Employment looks set to remain robust, with unemployment figures lingering near record lows and net employment additions expected to be solid.
The RBA will know that increasing unemployment is on the horizon, with the full extent of current economic conditions yet to be truly felt by the economy.
Migration is high, and data from Seek this week showed job adverts are falling.
Market forecasts for unemployment month-on-month have remained fairly accurate, and while November’s reading is unlikely to be the first time we see a sharp increase in the unemployment figures, it’s hard to see levels remaining low far into 2024.
With that being the case, it's unlikely the Reserve Bank will feel the need to tighten policy any further from here.
2. AU consumer confidence
Next week's reading of consumer confidence is unlikely to indicate that consumers are feeling any more positive following another rate rise from the Reserve Bank and hotter-than-expected inflation.
This latest move from the RBA will undoubtedly put pressure on households, especially as savings continue to evaporate just ahead of an expensive time of year.
With many Australian households feeling the pinch, pressure is mounting on the Federal Labor Government to reconsider its plan to introduce stage three tax cuts.
One of the party’s key election promises, the planned cuts to tax for high-income earners would likely cause a boost to retail sales and consumer confidence while doing little to ease the pressure felt by mortgage holders and renters – many of whom will inevitably feel the unwanted sting of this week’s rate rise, right before Christmas.
3. Alibaba (NYSE:BABA) and Tencent earnings
It's been a pretty miserable year for these two tech giants, with broader tech shares globally seeing huge gains while these Chinese-based companies continue to underwhelm.
China's struggling economy has weighed on these companies despite the relaxation of regulations from Chinese Authorities. The good news for investors is that both these stocks have depressed valuations, making them attractive for contrarian investors.
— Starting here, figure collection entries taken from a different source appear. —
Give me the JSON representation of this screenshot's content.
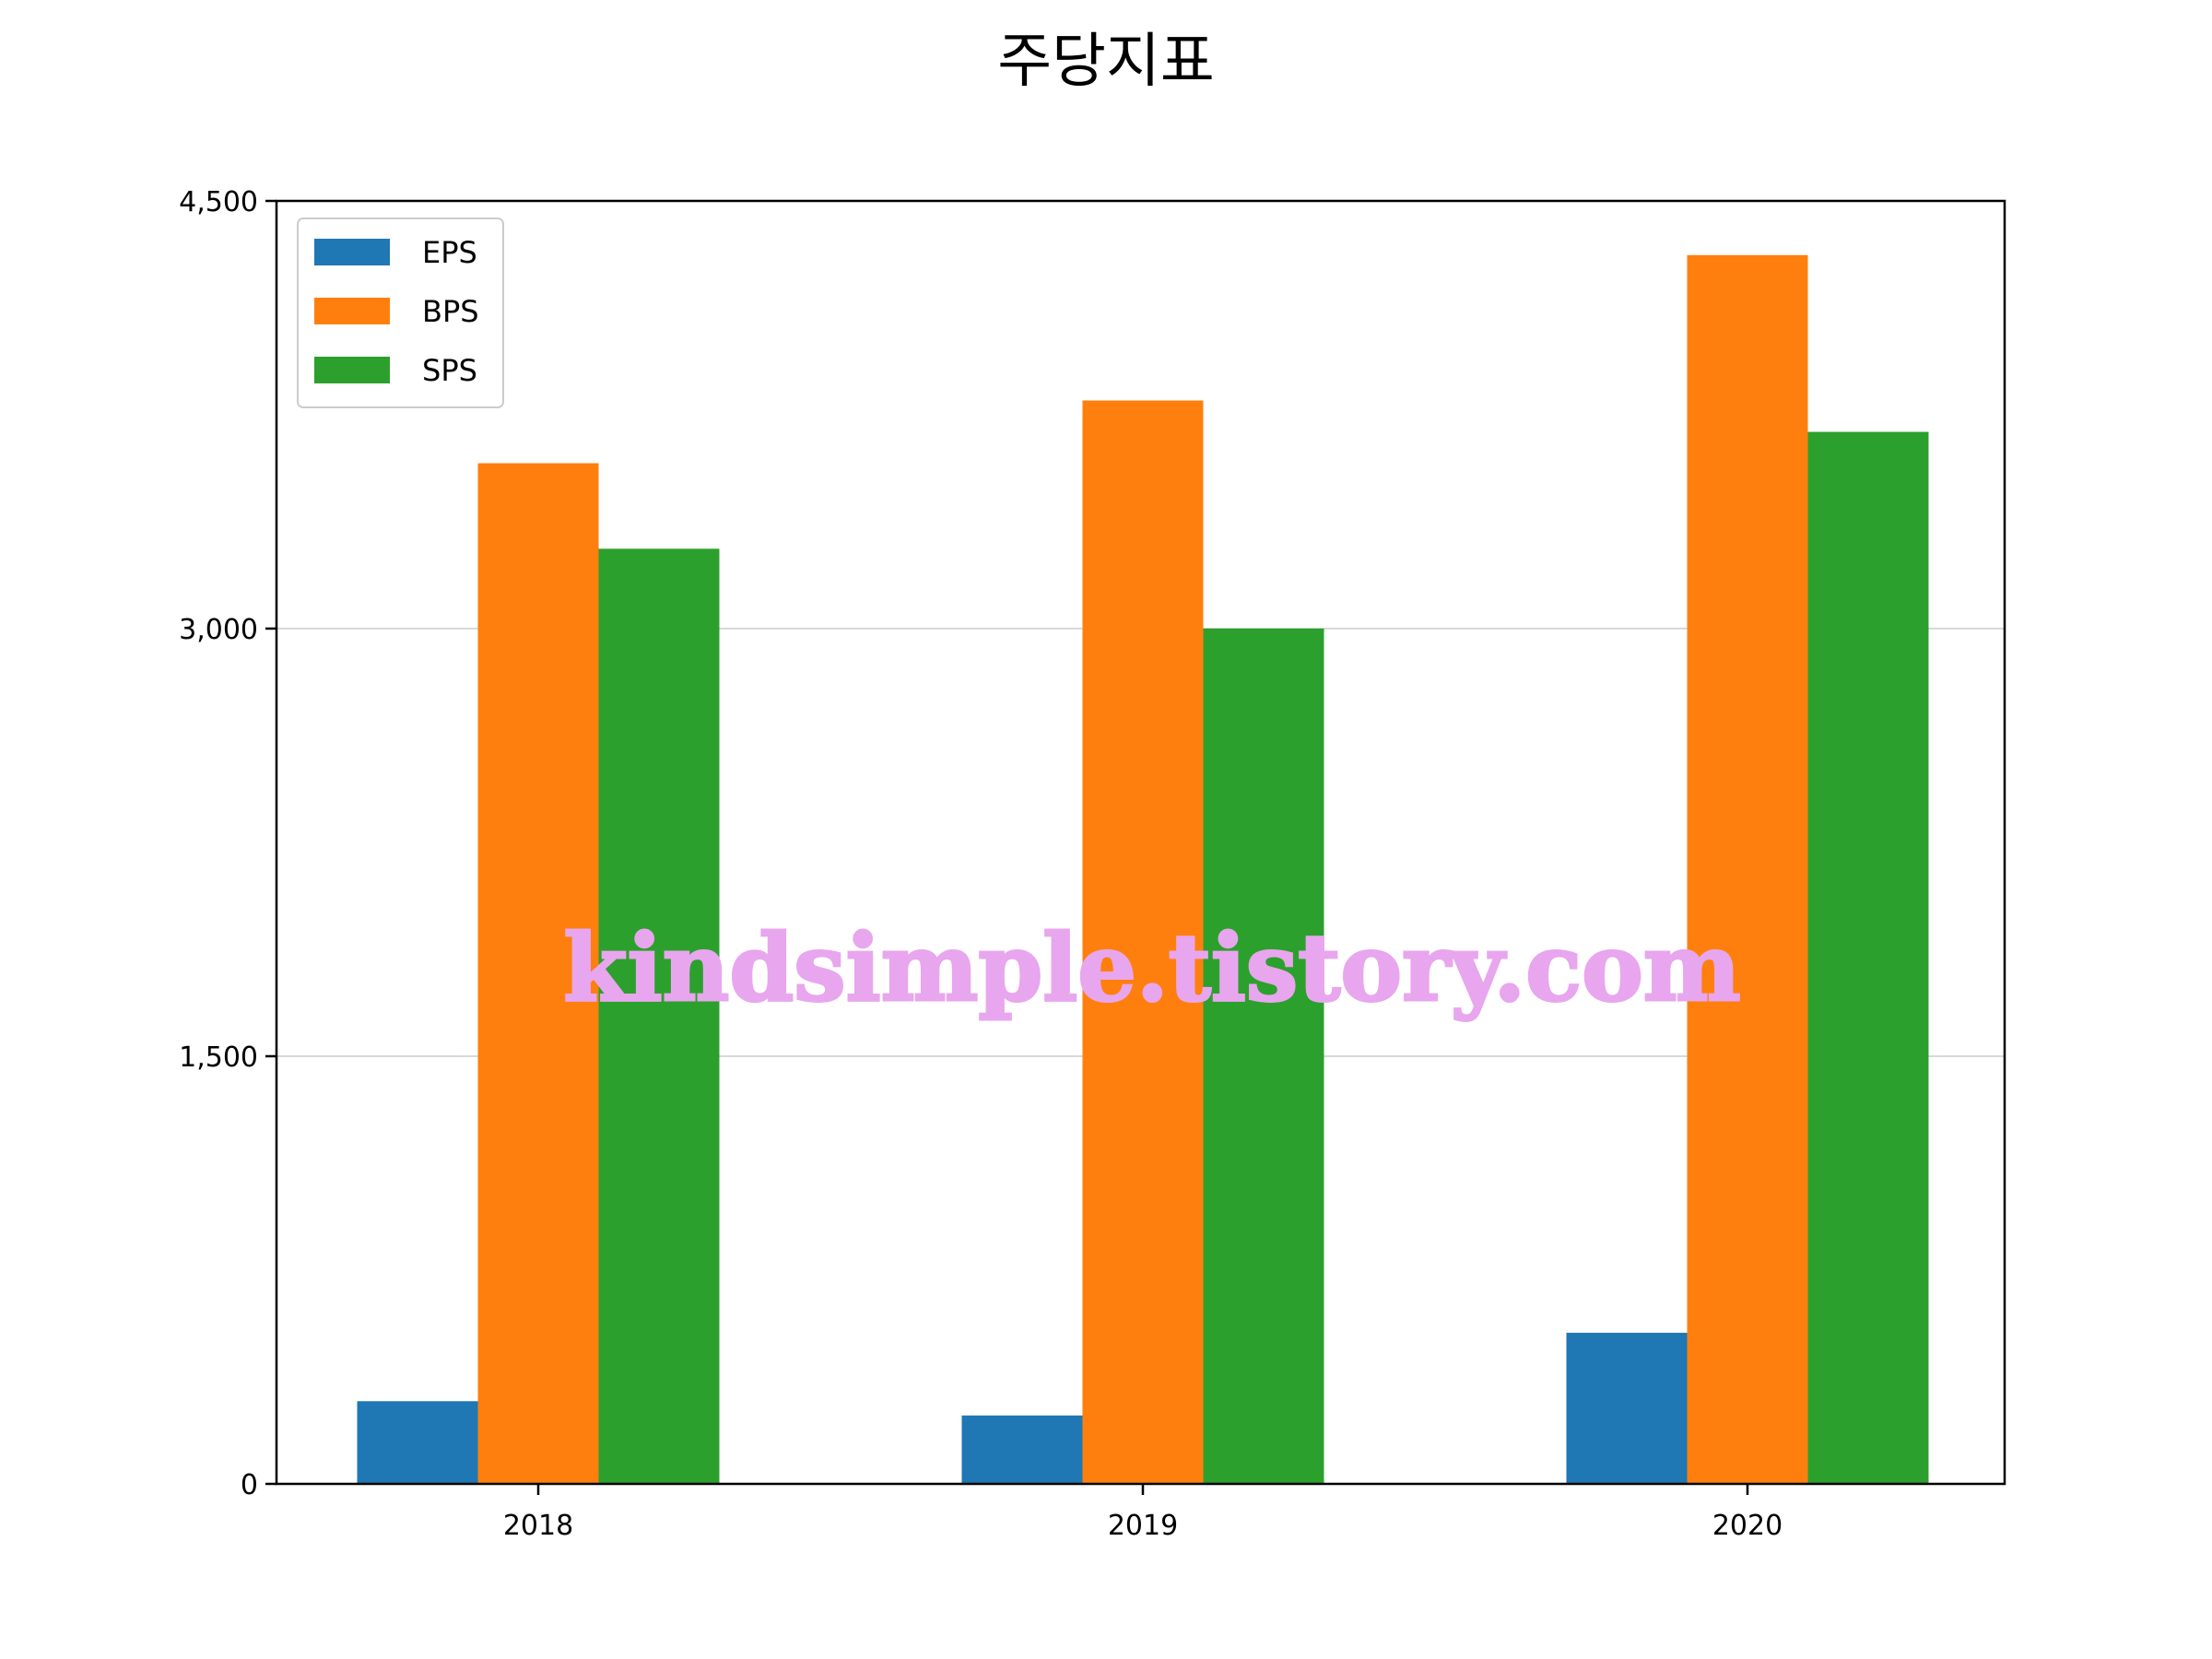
{
  "chart_data": {
    "type": "bar",
    "title": "주당지표",
    "xlabel": "",
    "ylabel": "",
    "categories": [
      "2018",
      "2019",
      "2020"
    ],
    "series": [
      {
        "name": "EPS",
        "values": [
          290,
          240,
          530
        ],
        "color": "#1f77b4"
      },
      {
        "name": "BPS",
        "values": [
          3580,
          3800,
          4310
        ],
        "color": "#ff7f0e"
      },
      {
        "name": "SPS",
        "values": [
          3280,
          3000,
          3690
        ],
        "color": "#2ca02c"
      }
    ],
    "ylim": [
      0,
      4500
    ],
    "yticks": [
      0,
      1500,
      3000,
      4500
    ],
    "ytick_labels": [
      "0",
      "1,500",
      "3,000",
      "4,500"
    ],
    "grid": "horizontal",
    "legend_position": "top-left"
  },
  "watermark": "kindsimple.tistory.com"
}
Alibaba’s future may be looking brighter, however, with recent news from CEO Eddie Wu indicating the company aspires to become an open tech platform and provide infrastructure for AI innovation and transformation in thousands of industries.
Tencent also has some positives on the horizon, with the company recently announcing it will be globally launching TanLIVE, its climate community platform, at the upcoming 2023 United Nations Climate Change Conference. The platform is designed to empower and connect organisations working towards carbon neutrality.